Michel Giraud, un jour qu’il descendait l’escalier au pied de la
« Mal Coiffée », a été sifflé par un
prisonnier derrière les barreaux, Ce dernier lui a lancé un papier
écrit de son propre sang, à l’adresse de sa famille, à
Vichy. Le papier miraculeusement tombe à ses pieds (il demandait des
médicaments) il a pu le soustraire à la barbe de la sentinelle
allemandes. Michel a pu transmettre le papier, en passant à la Madeleine,
dans le guidon de son vélo, sur le pont Règemortes.
Une autre fois, il était sur la plage de l’allier avec un groupe
dont 2 jeunes juives. Pendant que les garçons « distrayaient »

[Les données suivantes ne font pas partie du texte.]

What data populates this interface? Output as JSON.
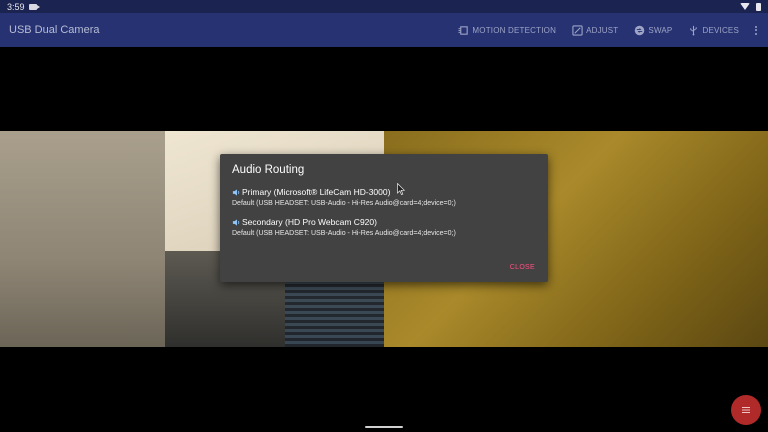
{
  "status_bar": {
    "time": "3:59"
  },
  "app_bar": {
    "title": "USB Dual Camera",
    "actions": [
      {
        "label": "MOTION DETECTION",
        "icon": "motion-detection-icon"
      },
      {
        "label": "ADJUST",
        "icon": "adjust-icon"
      },
      {
        "label": "SWAP",
        "icon": "swap-icon"
      },
      {
        "label": "DEVICES",
        "icon": "usb-icon"
      }
    ]
  },
  "dialog": {
    "title": "Audio Routing",
    "routes": [
      {
        "name": "Primary (Microsoft® LifeCam HD-3000)",
        "device": "Default (USB HEADSET: USB-Audio - Hi-Res Audio@card=4;device=0;)"
      },
      {
        "name": "Secondary (HD Pro Webcam C920)",
        "device": "Default (USB HEADSET: USB-Audio - Hi-Res Audio@card=4;device=0;)"
      }
    ],
    "close_label": "CLOSE"
  },
  "colors": {
    "app_bar": "#263272",
    "status_bar": "#1b2350",
    "dialog_bg": "#424242",
    "accent": "#ff4f81",
    "fab": "#b02a2a"
  }
}
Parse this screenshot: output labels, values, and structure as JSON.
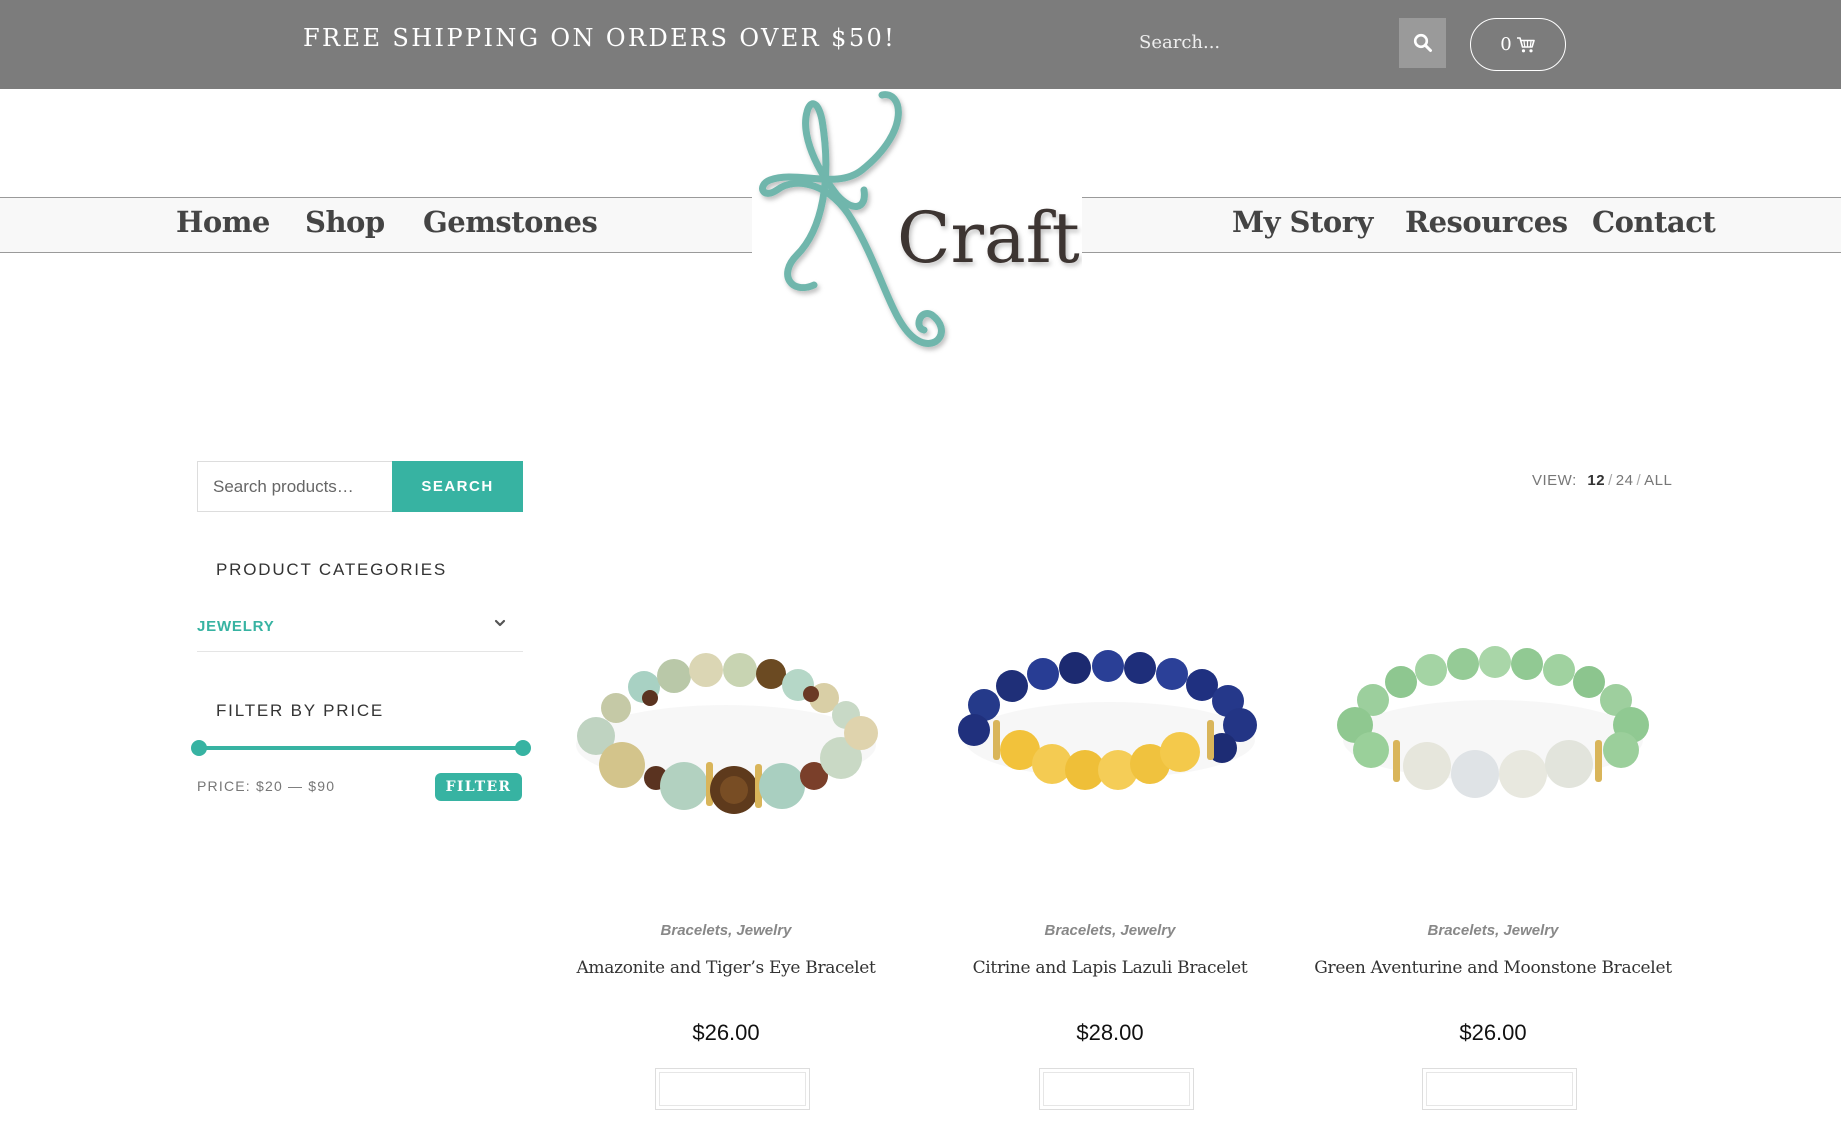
{
  "topbar": {
    "promo": "FREE SHIPPING ON ORDERS OVER $50!",
    "search_placeholder": "Search...",
    "search_icon": "search-icon",
    "cart_count": "0",
    "cart_icon": "cart-icon"
  },
  "nav": {
    "left": [
      {
        "label": "Home"
      },
      {
        "label": "Shop"
      },
      {
        "label": "Gemstones"
      }
    ],
    "right": [
      {
        "label": "My Story"
      },
      {
        "label": "Resources"
      },
      {
        "label": "Contact"
      }
    ]
  },
  "logo": {
    "initial": "K",
    "text": "Crafts",
    "colors": {
      "k": "#6fb6ac",
      "text": "#3d3431"
    }
  },
  "sidebar": {
    "search_placeholder": "Search products…",
    "search_button": "SEARCH",
    "categories_title": "PRODUCT CATEGORIES",
    "category": "JEWELRY",
    "filter_title": "FILTER BY PRICE",
    "price_label": "PRICE: $20 — $90",
    "filter_button": "FILTER"
  },
  "view": {
    "label": "VIEW:",
    "options": [
      "12",
      "24",
      "ALL"
    ],
    "active": "12"
  },
  "products": [
    {
      "cats": "Bracelets, Jewelry",
      "name": "Amazonite and Tiger’s Eye Bracelet",
      "price": "$26.00"
    },
    {
      "cats": "Bracelets, Jewelry",
      "name": "Citrine and Lapis Lazuli Bracelet",
      "price": "$28.00"
    },
    {
      "cats": "Bracelets, Jewelry",
      "name": "Green Aventurine and Moonstone Bracelet",
      "price": "$26.00"
    }
  ],
  "colors": {
    "accent": "#37b3a2",
    "topbar": "#7c7c7c"
  }
}
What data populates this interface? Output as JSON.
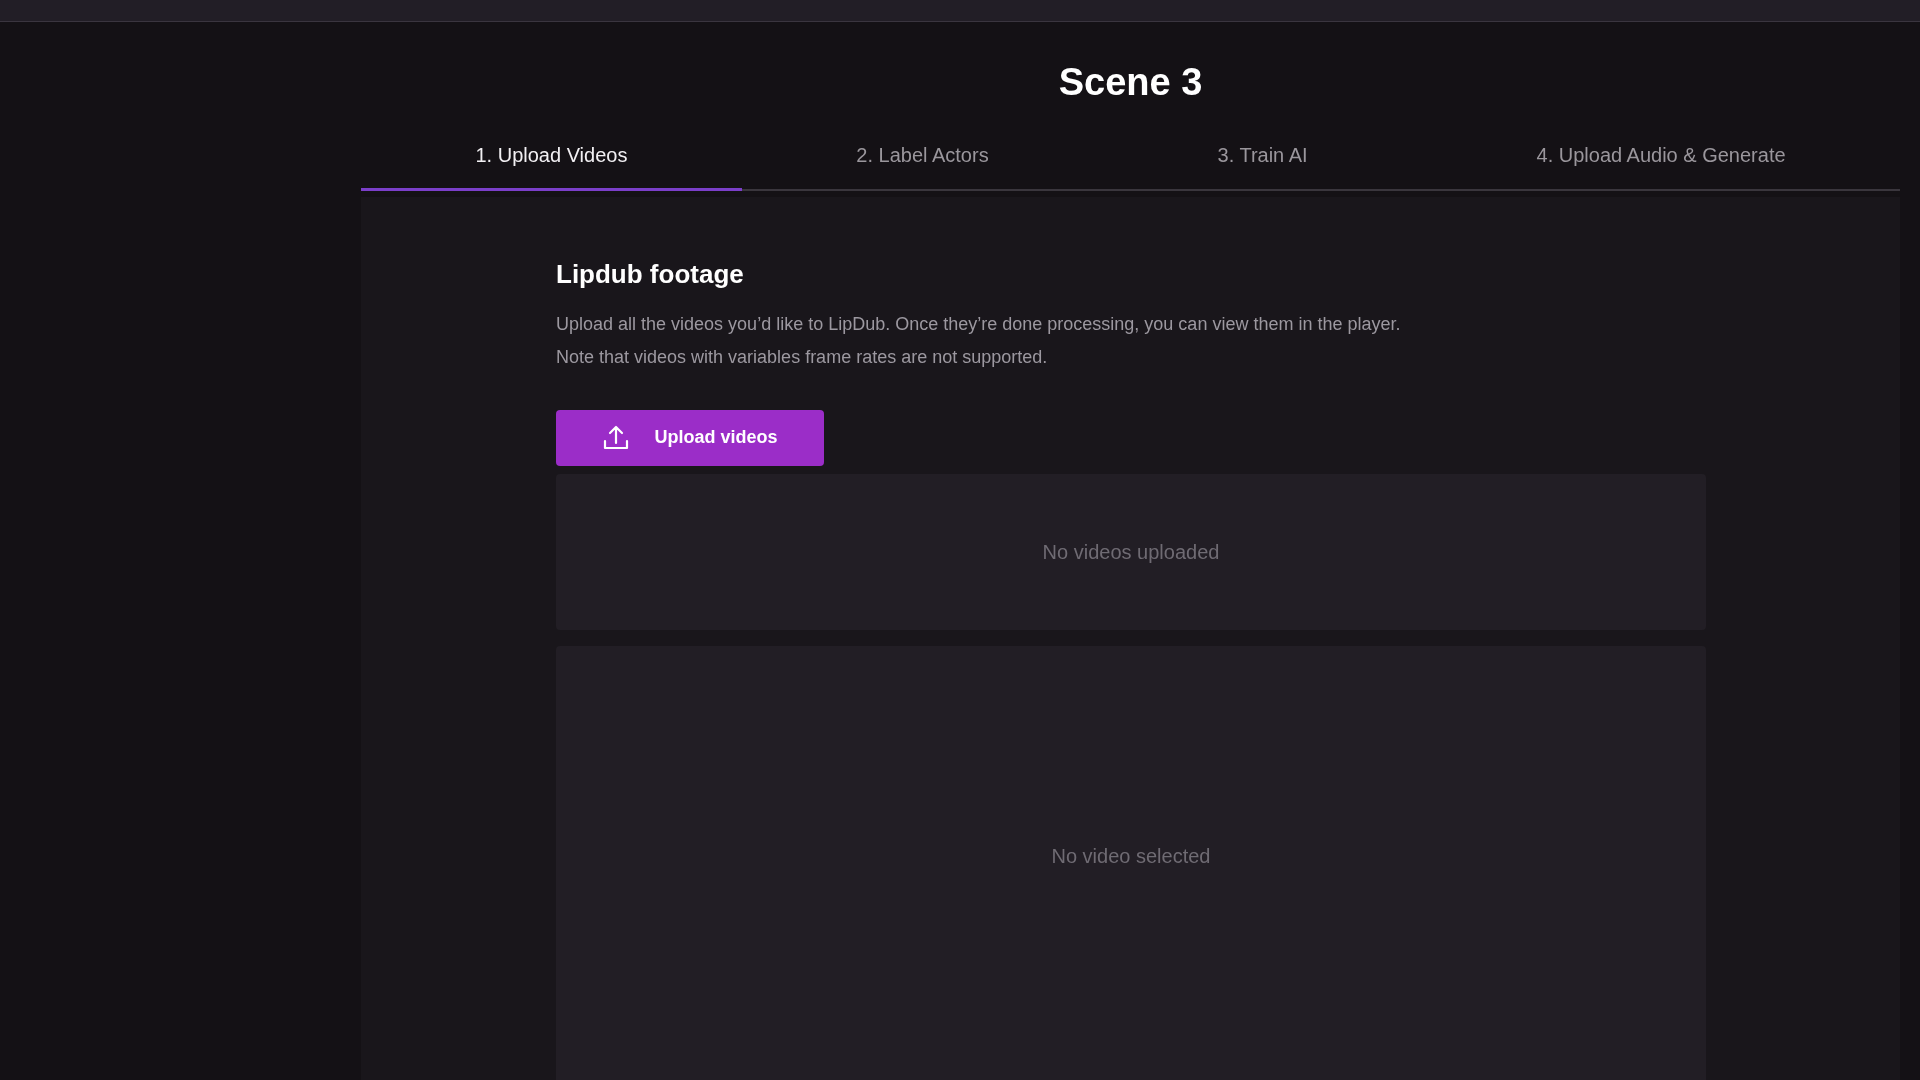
{
  "title": "Scene 3",
  "tabs": [
    {
      "label": "1. Upload Videos",
      "selected": true
    },
    {
      "label": "2. Label Actors",
      "selected": false
    },
    {
      "label": "3. Train AI",
      "selected": false
    },
    {
      "label": "4. Upload Audio & Generate",
      "selected": false
    }
  ],
  "section": {
    "heading": "Lipdub footage",
    "description": [
      "Upload all the videos you’d like to LipDub. Once they’re done processing, you can view them in the player.",
      "Note that videos with variables frame rates are not supported."
    ],
    "upload_button": "Upload videos"
  },
  "video_list": {
    "empty_text": "No videos uploaded"
  },
  "player": {
    "empty_text": "No video selected"
  }
}
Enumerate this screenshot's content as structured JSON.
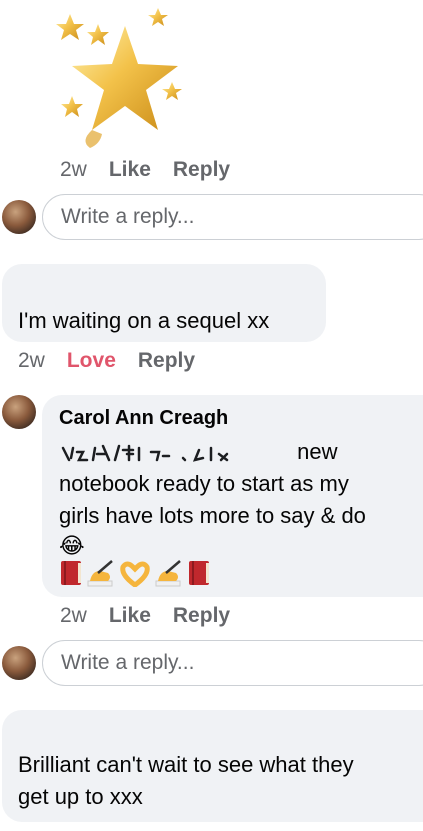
{
  "comment1": {
    "sticker": "gold-stars-sticker",
    "time": "2w",
    "like_label": "Like",
    "reply_label": "Reply"
  },
  "reply_input_1": {
    "placeholder": "Write a reply..."
  },
  "comment2": {
    "text": "I'm waiting on a sequel xx",
    "time": "2w",
    "reaction_label": "Love",
    "reaction_color": "#e0556b",
    "reply_label": "Reply"
  },
  "comment3": {
    "author": "Carol Ann Creagh",
    "line1_end": "new",
    "line2": "notebook ready to start as my",
    "line3": "girls have lots more to say & do",
    "emoji_line": "😂",
    "emoji_icons": [
      "book-icon",
      "writing-hand-icon",
      "heart-hands-icon",
      "writing-hand-icon",
      "book-icon"
    ],
    "time": "2w",
    "like_label": "Like",
    "reply_label": "Reply"
  },
  "reply_input_2": {
    "placeholder": "Write a reply..."
  },
  "comment4": {
    "line1": "Brilliant can't wait to see what they",
    "line2": "get up to xxx"
  },
  "colors": {
    "bubble": "#f0f2f5",
    "meta": "#65676b",
    "love": "#e0556b"
  }
}
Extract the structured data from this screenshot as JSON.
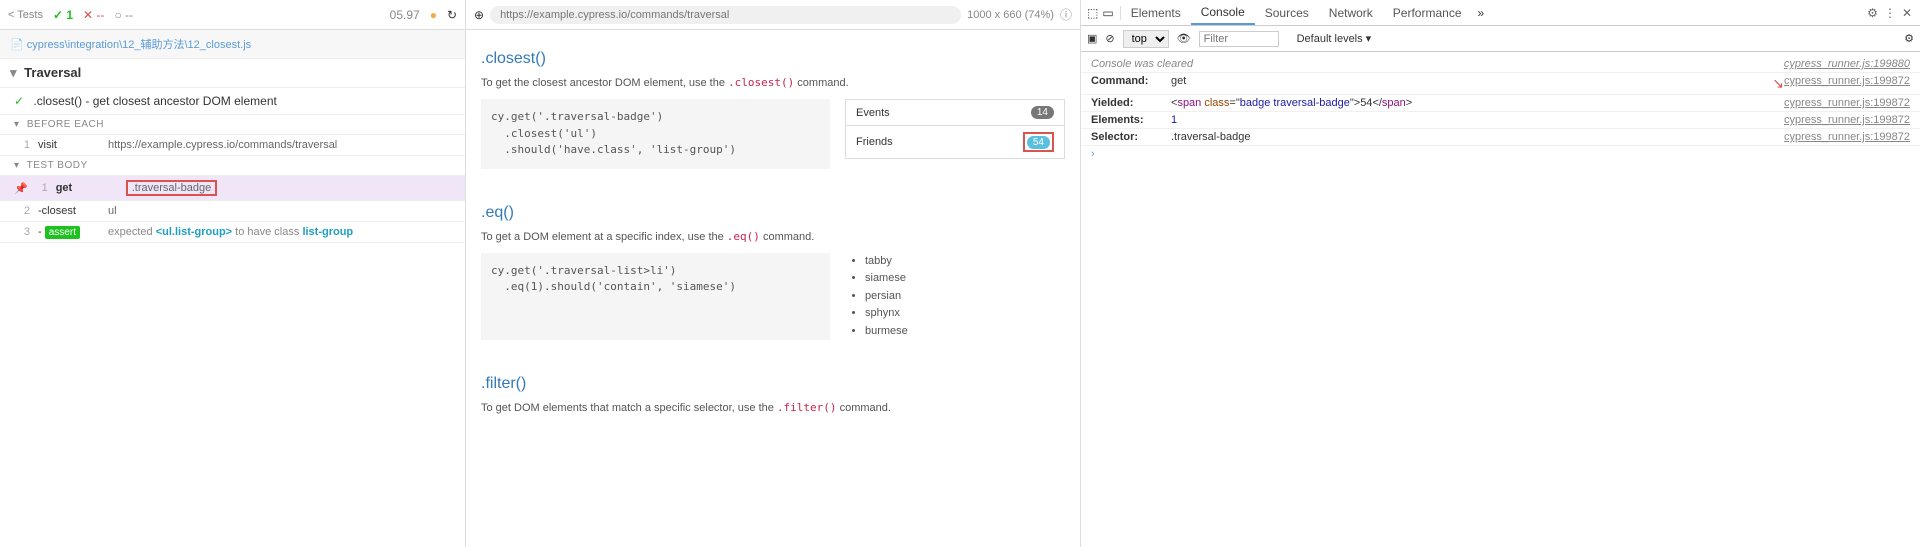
{
  "header": {
    "back": "< Tests",
    "pass_count": "1",
    "fail": "✕ --",
    "pending": "○ --",
    "time": "05.97"
  },
  "file_path": "cypress\\integration\\12_辅助方法\\12_closest.js",
  "suite_title": "Traversal",
  "test_name": ".closest() - get closest ancestor DOM element",
  "sections": {
    "before_each": "BEFORE EACH",
    "test_body": "TEST BODY"
  },
  "commands": [
    {
      "num": "1",
      "name": "visit",
      "arg": "https://example.cypress.io/commands/traversal"
    },
    {
      "num": "1",
      "name": "get",
      "arg": ".traversal-badge",
      "pinned": true,
      "redbox": true
    },
    {
      "num": "2",
      "name": "-closest",
      "arg": "ul"
    },
    {
      "num": "3",
      "name": "-assert",
      "arg_parts": {
        "prefix": "expected ",
        "subj": "<ul.list-group>",
        "mid": " to have class ",
        "cls": "list-group"
      }
    }
  ],
  "url_bar": {
    "url": "https://example.cypress.io/commands/traversal",
    "viewport": "1000 x 660 (74%)"
  },
  "content": {
    "closest": {
      "title": ".closest()",
      "desc_prefix": "To get the closest ancestor DOM element, use the ",
      "desc_code": ".closest()",
      "desc_suffix": " command.",
      "code": "cy.get('.traversal-badge')\n  .closest('ul')\n  .should('have.class', 'list-group')",
      "items": [
        {
          "label": "Events",
          "badge": "14"
        },
        {
          "label": "Friends",
          "badge": "54",
          "highlight": true
        }
      ]
    },
    "eq": {
      "title": ".eq()",
      "desc_prefix": "To get a DOM element at a specific index, use the ",
      "desc_code": ".eq()",
      "desc_suffix": " command.",
      "code": "cy.get('.traversal-list>li')\n  .eq(1).should('contain', 'siamese')",
      "cats": [
        "tabby",
        "siamese",
        "persian",
        "sphynx",
        "burmese"
      ]
    },
    "filter": {
      "title": ".filter()",
      "desc_prefix": "To get DOM elements that match a specific selector, use the ",
      "desc_code": ".filter()",
      "desc_suffix": " command."
    }
  },
  "devtools": {
    "tabs": [
      "Elements",
      "Console",
      "Sources",
      "Network",
      "Performance"
    ],
    "active_tab": "Console",
    "context": "top",
    "filter_placeholder": "Filter",
    "levels": "Default levels ▾",
    "lines": [
      {
        "cleared": "Console was cleared",
        "src": "cypress_runner.js:199880"
      },
      {
        "label": "Command:",
        "value": "get",
        "src": "cypress_runner.js:199872"
      },
      {
        "label": "Yielded:",
        "html": true,
        "src": "cypress_runner.js:199872"
      },
      {
        "label": "Elements:",
        "value": "1",
        "num": true,
        "src": "cypress_runner.js:199872"
      },
      {
        "label": "Selector:",
        "value": ".traversal-badge",
        "src": "cypress_runner.js:199872"
      }
    ],
    "yielded_html": {
      "tag": "span",
      "class": "badge traversal-badge",
      "text": "54"
    }
  }
}
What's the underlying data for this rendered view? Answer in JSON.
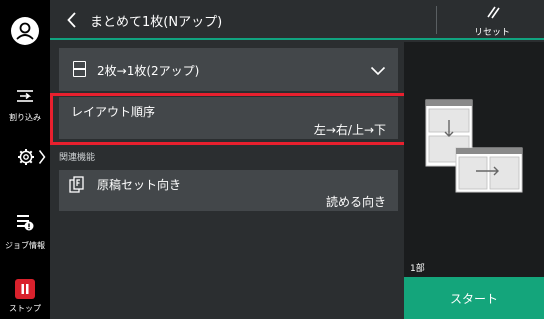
{
  "header": {
    "title": "まとめて1枚(Nアップ)",
    "reset_label": "リセット"
  },
  "sidebar": {
    "interrupt_label": "割り込み",
    "job_info_label": "ジョブ情報",
    "stop_label": "ストップ"
  },
  "settings": {
    "nup_value": "2枚→1枚(2アップ)",
    "layout_order_label": "レイアウト順序",
    "layout_order_value": "左→右/上→下",
    "related_label": "関連機能",
    "orientation_label": "原稿セット向き",
    "orientation_value": "読める向き"
  },
  "preview": {
    "copies": "1部",
    "start_label": "スタート"
  },
  "colors": {
    "accent": "#14a57b",
    "highlight": "#e8202e",
    "stop": "#d9212c"
  },
  "icons": {
    "avatar": "user-icon",
    "interrupt": "interrupt-icon",
    "settings": "gear-icon",
    "job_info": "job-info-icon",
    "stop": "stop-icon",
    "back": "chevron-left-icon",
    "reset": "reset-icon",
    "nup": "nup-layout-icon",
    "dropdown": "chevron-down-icon",
    "orientation": "document-orientation-icon"
  }
}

les sentinelles, les 2 filles ont pu nager sous l’eau pour rejoindre l’autre
rive libre. Tandis que les camarades passaient les vêtements bien dissimulés,
comme si de rien n’était, en présentant les ausweis bien
sûr.
Michel Giraud charger (de force) par la Préfecture, de convoyer par le
train jusqu’à Nevers, des hommes réquisitionnés pour
le STD (service du travail obligatoire en Allemagne), les cartes d’identité
leur avaient été confisquées en partie. Pendant 55km, Michel
les leur a redistribuées. Comme le train n’allait pas vite, certains
ont pu sauter et se perdre dans la nature. En sorte qu’il n’y avait
plus grand monde à l’arrivée à Nevers. Michel été
conduit à la Kommandantur pendant un jour, questionné et menacé,
il a pu comme même rester intact sur la pression de la Préfecture
de Moulins, qui détenait haute autorité sur les allemands.
Un ami de Michel, Mr.Tinland, jeune avocat et résistant, est resté
2 mois à le « Mal Coiffée », dans un cachot, où
il ne pouvait même pas se tenir debout. Affreusement torturé et
mutilé, mais libéré à la fin de l’occupation,
il n’a survécu que quelques années.
Notre future aide ménagère Madame Roberls alors âgée
de 20ans, a été arrêtée un dimanche, avec en sa possession,
quelques livres et appareil de photo, qui n’avaient pourtant pas grand
intérêt. Elle est restée plusieurs jours dans un cachot,
sur la paille humide, avec des détenues de droit commun.
Mon professeur d’allemand, l’abbé Bearemont, « fréquentait
» beaucoup la Kommandantur, pas pour collaborer, mais pour recueillir
des renseignements qu’il communiquer à un réseau. Incarcéré
3 semaine, il n’a du sa liberté qu’à la fin de l’occupation
en septembre 44.
Monsieur et Madame Taque, résistants, propriétaires du Café
du Théâtre, ont été dénoncés et envoyés
en camp de concentration. Lui n’est jamais revenu. Mme Taque est rentrée
en tenue de baignardes. Michel est allé l’accueillir avec la Croix-Rouge
à la gare de Moulins. Leur fils a été professeur de Madame
Rutily-Giraud en 1ère année de Fac à Clermont-Ferrand.
Un matin dans ma classe, est arrivé une camarade en pleurs. Son oncle,
maire de Moulins-Yzeure venait d’être arrêté, et envoyé
en camp de concentration. Quand il en est revenu, il pesait 39kg.
N’oublions pas Mr.Breslier allier sur la ligne de démarcation,
courageux « passeur d’hommes ».
Voilà tout ce que j’ai pu retenir. J’ai omis certainement
d’autres actes courageux, ou que je n’ai pas sus. C’est si
loin et si proche à la fois. Mois j’en parle encore très
souvent autour de moi, pour que ne soient jamais oubliées les horreurs
de l’occupation.
Mais retenons ceci : Ni haine, ni oubli.